新年度が始まりました。

ライフステージの変化が多いこの季節、ご自身のセカンドライフについて改めて考える方も多いのではないでしょうか。

特に60歳代を迎え、リタイア後の生活設計を具体的に考え始めると「他の人はどれくらい貯蓄があって、どんな生活を送っているのだろう」と気になるものです。

この記事では、公的な統計データをもとに、65歳以上の無職夫婦世帯における平均的な家計収支や貯蓄額、そして年金の受給実態について詳しく掘り下げていきます。

ご自身の状況と照らし合わせながら、将来の資金計画を立てるための一つの参考にしていただければ幸いです。

1. 65歳以上の無職夫婦世帯における家計の収支状況

老後資金の必要額を考える際、実際の家計データは重要な参考になります。総務省統計局「家計調査報告 家計収支編 2025年(令和7年)平均結果の概要」によると、65歳以上の夫婦のみの無職世帯では、毎月の収入と支出に一定の差が生じています。

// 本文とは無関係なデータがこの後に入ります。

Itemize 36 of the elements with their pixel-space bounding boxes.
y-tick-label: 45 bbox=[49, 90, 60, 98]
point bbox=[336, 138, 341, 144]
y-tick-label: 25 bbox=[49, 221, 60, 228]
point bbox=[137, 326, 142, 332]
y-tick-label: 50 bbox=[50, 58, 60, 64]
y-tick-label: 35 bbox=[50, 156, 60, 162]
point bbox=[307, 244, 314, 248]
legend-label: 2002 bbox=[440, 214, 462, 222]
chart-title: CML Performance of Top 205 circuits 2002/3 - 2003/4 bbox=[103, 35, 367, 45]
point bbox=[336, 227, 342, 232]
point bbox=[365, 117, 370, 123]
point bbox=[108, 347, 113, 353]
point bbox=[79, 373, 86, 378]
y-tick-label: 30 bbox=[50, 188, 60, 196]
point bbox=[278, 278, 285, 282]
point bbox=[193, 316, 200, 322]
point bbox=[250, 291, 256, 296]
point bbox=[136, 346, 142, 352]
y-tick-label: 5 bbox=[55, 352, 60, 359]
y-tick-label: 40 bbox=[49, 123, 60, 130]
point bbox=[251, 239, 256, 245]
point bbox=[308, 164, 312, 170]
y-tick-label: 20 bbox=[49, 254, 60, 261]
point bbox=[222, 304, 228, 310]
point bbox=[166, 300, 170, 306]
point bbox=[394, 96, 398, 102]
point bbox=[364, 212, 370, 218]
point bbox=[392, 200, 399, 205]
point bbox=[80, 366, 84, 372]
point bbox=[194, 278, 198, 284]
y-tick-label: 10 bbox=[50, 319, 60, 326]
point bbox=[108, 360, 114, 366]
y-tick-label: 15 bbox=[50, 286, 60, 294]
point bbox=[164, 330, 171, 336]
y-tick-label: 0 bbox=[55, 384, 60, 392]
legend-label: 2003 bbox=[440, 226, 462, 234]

1.1 夫婦のみで暮らす65歳以上・無職世帯の家計収支内訳

毎月の収入額とその内訳

  • 収入合計:25万4395円
  • うち社会保障給付(主に年金):22万8614円

毎月の支出額とその内訳

  • 消費支出:26万3979円
  • 非消費支出:3万2850円

支出合計29万6829円

この世帯の毎月の収入は25万4395円で、そのうち約9割(22万8614円)が年金などの社会保障給付です。
一方で支出は、消費支出26万3979円と非消費支出3万2850円を合わせて29万6829円となります。

つまり、平均すると毎月約4万2000円の赤字です。

仮にこの赤字が続くとすると、

  • 1年間で約50万円
  • 10年間で約500万円

の不足となります。

実際の生活では医療費や介護費用などが増える可能性もあるため、こうしたデータは老後資金を考えるうえでの一つの目安といえるでしょう。